Chapitre 2 : Révélation de la Terreur
Partie 5
Académie de Sakai, bâtiment du lycée, dans la section du personnel…
Pour une raison inconnue, le bureau de Natsuki Minamiya situé au dernier étage — encore plus haut que le bureau du directeur —, avait une vue extravagante et imposante.
Le tapis épais était en velours.

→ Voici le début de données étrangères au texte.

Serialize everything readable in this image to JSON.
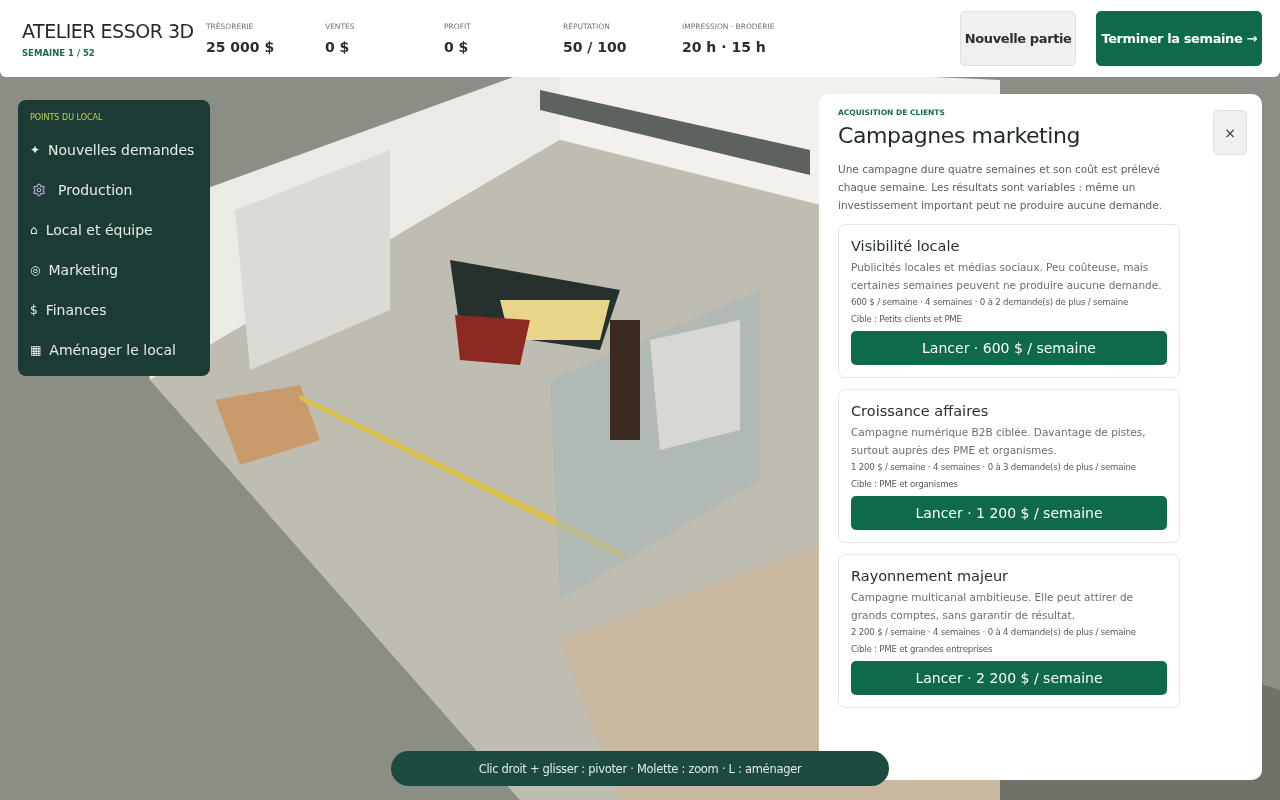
{
  "header": {
    "title": "ATELIER ESSOR 3D",
    "week": "SEMAINE 1 / 52",
    "stats": [
      {
        "label": "TRÉSORERIE",
        "value": "25 000 $"
      },
      {
        "label": "VENTES",
        "value": "0 $"
      },
      {
        "label": "PROFIT",
        "value": "0 $"
      },
      {
        "label": "RÉPUTATION",
        "value": "50 / 100"
      },
      {
        "label": "IMPRESSION · BRODERIE",
        "value": "20 h · 15 h"
      }
    ],
    "buttons": [
      {
        "label": "Nouvelle partie",
        "kind": "secondary"
      },
      {
        "label": "Terminer la semaine →",
        "kind": "primary"
      }
    ]
  },
  "sidebar": {
    "title": "POINTS DU LOCAL",
    "items": [
      {
        "icon": "✦",
        "label": "Nouvelles demandes",
        "kind": "text"
      },
      {
        "label": "Production",
        "kind": "gear"
      },
      {
        "icon": "⌂",
        "label": "Local et équipe",
        "kind": "text"
      },
      {
        "icon": "◎",
        "label": "Marketing",
        "kind": "text"
      },
      {
        "icon": "$",
        "label": "Finances",
        "kind": "text"
      },
      {
        "icon": "▦",
        "label": "Aménager le local",
        "kind": "text"
      }
    ]
  },
  "panel": {
    "eyebrow": "ACQUISITION DE CLIENTS",
    "title": "Campagnes marketing",
    "close": "×",
    "intro": "Une campagne dure quatre semaines et son coût est prélevé chaque semaine. Les résultats sont variables : même un investissement important peut ne produire aucune demande.",
    "campaigns": [
      {
        "name": "Visibilité locale",
        "description": "Publicités locales et médias sociaux. Peu coûteuse, mais certaines semaines peuvent ne produire aucune demande.",
        "details": "600 $ / semaine · 4 semaines · 0 à 2 demande(s) de plus / semaine",
        "target": "Cible : Petits clients et PME",
        "button": "Lancer · 600 $ / semaine"
      },
      {
        "name": "Croissance affaires",
        "description": "Campagne numérique B2B ciblée. Davantage de pistes, surtout auprès des PME et organismes.",
        "details": "1 200 $ / semaine · 4 semaines · 0 à 3 demande(s) de plus / semaine",
        "target": "Cible : PME et organismes",
        "button": "Lancer · 1 200 $ / semaine"
      },
      {
        "name": "Rayonnement majeur",
        "description": "Campagne multicanal ambitieuse. Elle peut attirer de grands comptes, sans garantir de résultat.",
        "details": "2 200 $ / semaine · 4 semaines · 0 à 4 demande(s) de plus / semaine",
        "target": "Cible : PME et grandes entreprises",
        "button": "Lancer · 2 200 $ / semaine"
      }
    ]
  },
  "hint": "Clic droit + glisser : pivoter · Molette : zoom · L : aménager"
}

Les meubles étaient des antiquités. Il y avait un lit à baldaquin. La pièce était entourée d’une élégance qui donnait envie de se demander quel palais elle avait dévalisé.
« Désolé, Natsuki. Il y a un petit quelque chose sur lequel j’espérais que vous pourriez nous aider…, » déclara Kojou.
Kojou ouvrit l’épaisse porte en bois et entra brusquement dans la pièce. Et l’instant d’après…
« Guoo !? »
Le crâne de Kojou avait subi un impact soudain, le faisant rouler sur son dos.
« S-Senpai !? »
Yukina, entrant immédiatement après Kojou, se précipita pour relever Kojou alors qu’il gémissait de douleur.
Dans le centre de la pièce, Natsuki Minamiya, vêtue d’une robe noire, les fixait froidement tous les deux.
C’était une petite femme au visage de bébé qui ressemblait à une petite fille, mais c’était en fait une prof d’anglais qui prétendait avoir vingt-six ans. Elle était également un Mage d’attaque national anti-démon en service actif. Un certain nombre d’agents anti-démon avaient été chargés d’assurer la sécurité des élèves dans les établissements scolaires de l’Île d’Itogami.
Natsuki était l’une d’elles.
Assise très profondément dans une chaise antique de luxe, elle avait ouvert un éventail pliant à volants noirs.
« Je vous ai dit de ne pas m’appeler Natsuki. Apprenez déjà cela, Kojou Akatsuki, » déclara-t-elle.
Pendant qu’elle parlait, elle avait déplacé son regard vers Yukina.
« Oh, vous êtes là, vous aussi, l’élève du collège qui change d’école. Alors, quelle est votre question ? Vouliez-vous savoir comment faire des bébés ? » demanda Natsuki.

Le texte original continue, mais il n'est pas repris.